We keep this tiny and CPU-only for Colab speed.

In [None]:
import json
import subprocess
import sys

cmd_bench = [
    sys.executable,
    "-m",
    "tinyml_semg_classifier.cli",
    "bench",
    "-c",
    BASE_CONFIG,
    "--profile",
    PROFILE,
    "--overrides",
    str(overrides_path),
    "--warmup-steps",
    "1",
    "--measure-steps",
    "5",
    "--device",
    "cpu",
]
print("Running:", " ".join(cmd_bench))
subprocess.run(cmd_bench, check=True)

cmd_estimate = [
    sys.executable,
    "-m",
    "tinyml_semg_classifier.cli",
    "estimate",
    "-c",
    BASE_CONFIG,
    "--profile",
    PROFILE,
    "--overrides",
    str(overrides_path),
    "--gpus",
    "1",
    "--alpha",
    "1.0",
]
print("Running:", " ".join(cmd_estimate))
subprocess.run(cmd_estimate, check=True)

bench_path = OUT_ROOT / "artifacts" / "sizing" / "bench.json"
estimate_path = OUT_ROOT / "artifacts" / "sizing" / "estimate.json"

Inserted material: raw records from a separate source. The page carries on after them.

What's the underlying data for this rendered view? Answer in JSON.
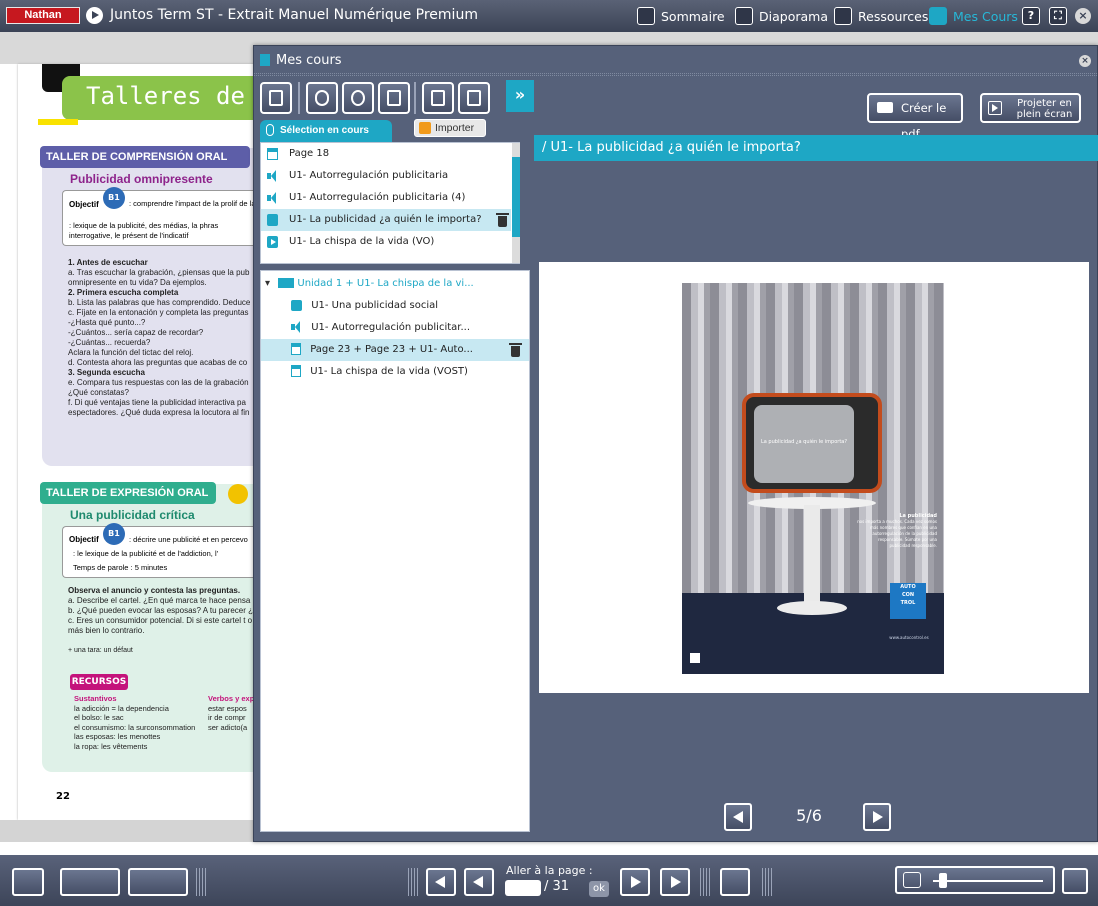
{
  "topbar": {
    "logo": "Nathan",
    "app_title": "Juntos Term ST - Extrait Manuel Numérique Premium",
    "nav": [
      "Sommaire",
      "Diaporama",
      "Ressources",
      "Mes Cours"
    ],
    "help": "?"
  },
  "book": {
    "title": "Talleres de co",
    "sections": [
      {
        "header": "TALLER DE COMPRENSIÓN ORAL",
        "subtitle": "Publicidad omnipresente",
        "objectif_label": "Objectif",
        "level": "B1",
        "objectif_text": ": comprendre l'impact de la prolif de la publicité.",
        "tool_text": ": lexique de la publicité, des médias, la phras interrogative, le présent de l'indicatif",
        "steps": [
          "1. Antes de escuchar",
          "a. Tras escuchar la grabación, ¿piensas que la pub omnipresente en tu vida? Da ejemplos.",
          "2. Primera escucha completa",
          "b. Lista las palabras que has comprendido. Deduce",
          "c. Fíjate en la entonación y completa las preguntas",
          "-¿Hasta qué punto...?",
          "-¿Cuántos... sería capaz de recordar?",
          "-¿Cuántas... recuerda?",
          "Aclara la función del tictac del reloj.",
          "d. Contesta ahora las preguntas que acabas de co",
          "3. Segunda escucha",
          "e. Compara tus respuestas con las de la grabación ¿Qué constatas?",
          "f. Di qué ventajas tiene la publicidad interactiva pa espectadores. ¿Qué duda expresa la locutora al fin"
        ]
      },
      {
        "header": "TALLER DE EXPRESIÓN ORAL",
        "subtitle": "Una publicidad crítica",
        "objectif_label": "Objectif",
        "level": "B1",
        "objectif_text": ": décrire une publicité et en percevo",
        "tool_text": ": le lexique de la publicité et de l'addiction, l'",
        "time_text": "Temps de parole : 5 minutes",
        "steps": [
          "Observa el anuncio y contesta las preguntas.",
          "a. Describe el cartel. ¿En qué marca te hace pensa",
          "b. ¿Qué pueden evocar las esposas? A tu parecer ¿q",
          "c. Eres un consumidor potencial. Di si este cartel t o más bien lo contrario.",
          "+ una tara: un défaut"
        ],
        "recursos_label": "RECURSOS",
        "col1_title": "Sustantivos",
        "col1": [
          "la adicción = la dependencia",
          "el bolso: le sac",
          "el consumismo: la surconsommation",
          "las esposas: les menottes",
          "la ropa: les vêtements"
        ],
        "col2_title": "Verbos y expr",
        "col2": [
          "estar espos",
          "ir de compr",
          "ser adicto(a"
        ]
      }
    ],
    "page_number": "22"
  },
  "panel": {
    "title": "Mes cours",
    "expand_glyph": "»",
    "tab_selection": "Sélection en cours",
    "import_label": "Importer",
    "selection_items": [
      {
        "icon": "page-icon",
        "label": "Page 18"
      },
      {
        "icon": "audio-icon",
        "label": "U1- Autorregulación publicitaria"
      },
      {
        "icon": "audio-icon",
        "label": "U1- Autorregulación publicitaria (4)"
      },
      {
        "icon": "image-icon",
        "label": "U1- La publicidad ¿a quién le importa?"
      },
      {
        "icon": "video-icon",
        "label": "U1- La chispa de la vida (VO)"
      }
    ],
    "tree": {
      "root_label": "Unidad 1 + U1- La chispa de la vi...",
      "children": [
        {
          "icon": "image-icon",
          "label": "U1- Una publicidad social"
        },
        {
          "icon": "audio-icon",
          "label": "U1- Autorregulación publicitar..."
        },
        {
          "icon": "page-icon",
          "label": "Page 23 + Page 23 + U1- Auto..."
        },
        {
          "icon": "page-icon",
          "label": "U1- La chispa de la vida (VOST)"
        }
      ]
    },
    "create_pdf": "Créer le pdf",
    "project_line1": "Projeter en",
    "project_line2": "plein écran",
    "breadcrumb": "/ U1- La publicidad ¿a quién le importa?",
    "poster": {
      "screen_text": "La publicidad ¿a quién le importa?",
      "blurb_title": "La publicidad",
      "blurb": "nos importa a muchos. Cada vez somos más nombres que confían en una autorregulación de la publicidad responsable. Súmate por una publicidad responsable.",
      "brand": [
        "AUTO",
        "CON",
        "TROL"
      ],
      "url": "www.autocontrol.es"
    },
    "pager": "5/6"
  },
  "bottombar": {
    "goto_label": "Aller à la page :",
    "goto_value": "",
    "goto_total": "/ 31",
    "ok": "ok"
  }
}
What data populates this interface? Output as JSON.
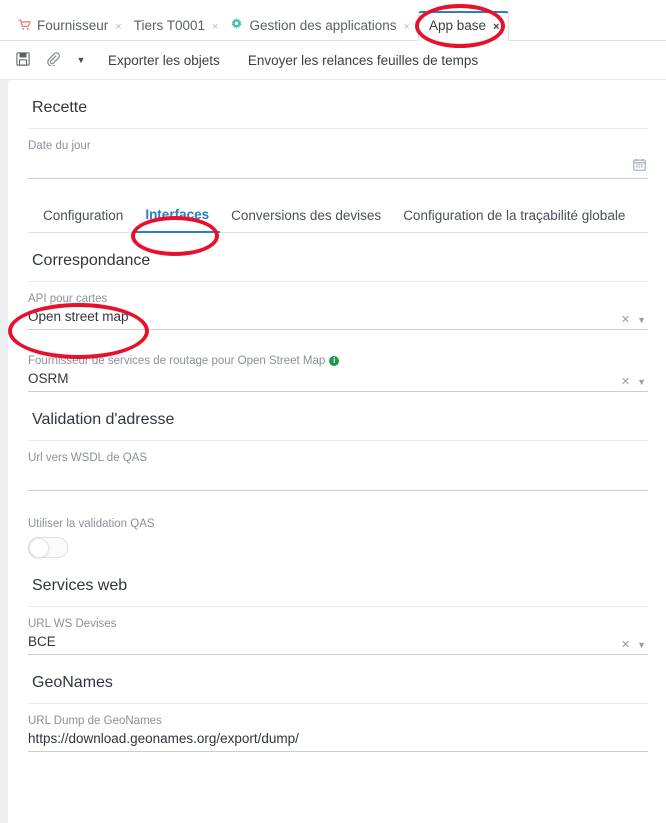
{
  "window_tabs": [
    {
      "label": "Fournisseur",
      "icon": "shopping-cart-icon",
      "icon_glyph": "Ὥ2",
      "close": "×",
      "active": false
    },
    {
      "label": "Tiers T0001",
      "icon": "",
      "close": "×",
      "active": false
    },
    {
      "label": "Gestion des applications",
      "icon": "gear-icon",
      "close": "×",
      "active": false
    },
    {
      "label": "App base",
      "icon": "",
      "close": "×",
      "active": true
    }
  ],
  "toolbar": {
    "save_icon": "save-icon",
    "attach_icon": "paperclip-icon",
    "dropdown_icon": "chevron-down-icon",
    "export_label": "Exporter les objets",
    "reminders_label": "Envoyer les relances feuilles de temps"
  },
  "recette": {
    "title": "Recette",
    "date_field": {
      "label": "Date du jour",
      "value": "",
      "icon": "calendar-icon"
    }
  },
  "subtabs": [
    {
      "label": "Configuration",
      "active": false
    },
    {
      "label": "Interfaces",
      "active": true
    },
    {
      "label": "Conversions des devises",
      "active": false
    },
    {
      "label": "Configuration de la traçabilité globale",
      "active": false
    }
  ],
  "correspondance": {
    "title": "Correspondance",
    "api_cartes": {
      "label": "API pour cartes",
      "value": "Open street map",
      "clear_icon": "clear-icon",
      "caret_icon": "chevron-down-icon"
    },
    "routing": {
      "label": "Fournisseur de services de routage pour Open Street Map",
      "info_icon": "info-icon",
      "value": "OSRM",
      "clear_icon": "clear-icon",
      "caret_icon": "chevron-down-icon"
    }
  },
  "validation_adresse": {
    "title": "Validation d'adresse",
    "wsdl": {
      "label": "Url vers WSDL de QAS",
      "value": ""
    },
    "qas_toggle": {
      "label": "Utiliser la validation QAS",
      "state": "off"
    }
  },
  "services_web": {
    "title": "Services web",
    "url_ws_devises": {
      "label": "URL WS Devises",
      "value": "BCE",
      "clear_icon": "clear-icon",
      "caret_icon": "chevron-down-icon"
    }
  },
  "geonames": {
    "title": "GeoNames",
    "url_dump": {
      "label": "URL Dump de GeoNames",
      "value": "https://download.geonames.org/export/dump/"
    }
  },
  "colors": {
    "accent_blue": "#2b7ec1",
    "annotation_red": "#e8112d",
    "cart_icon": "#e8847a",
    "gear_icon": "#3fc1b0",
    "info_green": "#1a9a4d"
  }
}
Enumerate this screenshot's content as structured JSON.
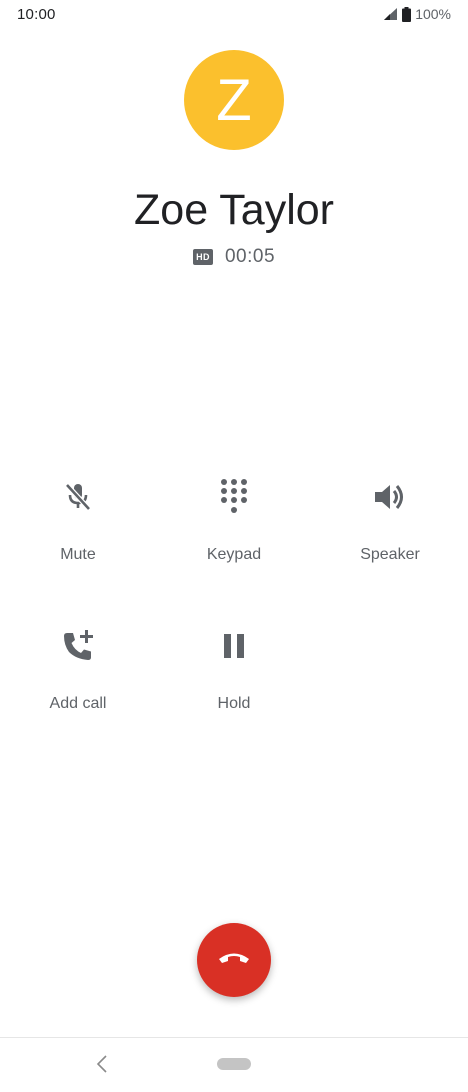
{
  "status_bar": {
    "time": "10:00",
    "battery_percent": "100%",
    "icons": [
      "signal-icon",
      "battery-icon"
    ]
  },
  "contact": {
    "initial": "Z",
    "name": "Zoe Taylor",
    "avatar_color": "#fbc02d"
  },
  "call": {
    "hd_label": "HD",
    "timer": "00:05"
  },
  "controls": [
    {
      "label": "Mute",
      "icon": "mic-off-icon"
    },
    {
      "label": "Keypad",
      "icon": "dialpad-icon"
    },
    {
      "label": "Speaker",
      "icon": "speaker-icon"
    },
    {
      "label": "Add call",
      "icon": "add-call-icon"
    },
    {
      "label": "Hold",
      "icon": "pause-icon"
    }
  ],
  "end_call": {
    "icon": "end-call-icon",
    "color": "#d93025"
  },
  "colors": {
    "icon_gray": "#5f6368",
    "text_dark": "#202124"
  },
  "nav_bar": {
    "back_icon": "back-chevron-icon",
    "home_icon": "home-pill-icon"
  }
}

bench = json.loads(bench_path.read_text(encoding="utf-8"))
estimate = json.loads(estimate_path.read_text(encoding="utf-8"))

print("bench.json ->", bench_path)
print(json.dumps(bench, indent=2)[:2000])

print("estimate.json ->", estimate_path)
print("Wall-time hours (estimate):", estimate["time_hours"]["wall"])
print("Peak VRAM GB (estimate):", estimate["resources"]["gpu_vram_gb"])

## Next steps

- Switch `PROFILE` to `dev_mini` for a slightly larger fixture run.
- Run without a profile (or with `dry_run`) for real NinaPro data.
- Use `configs/experiments/protocol_sensitivity_semg_cnn.yml` to change protocols, models, or seeds.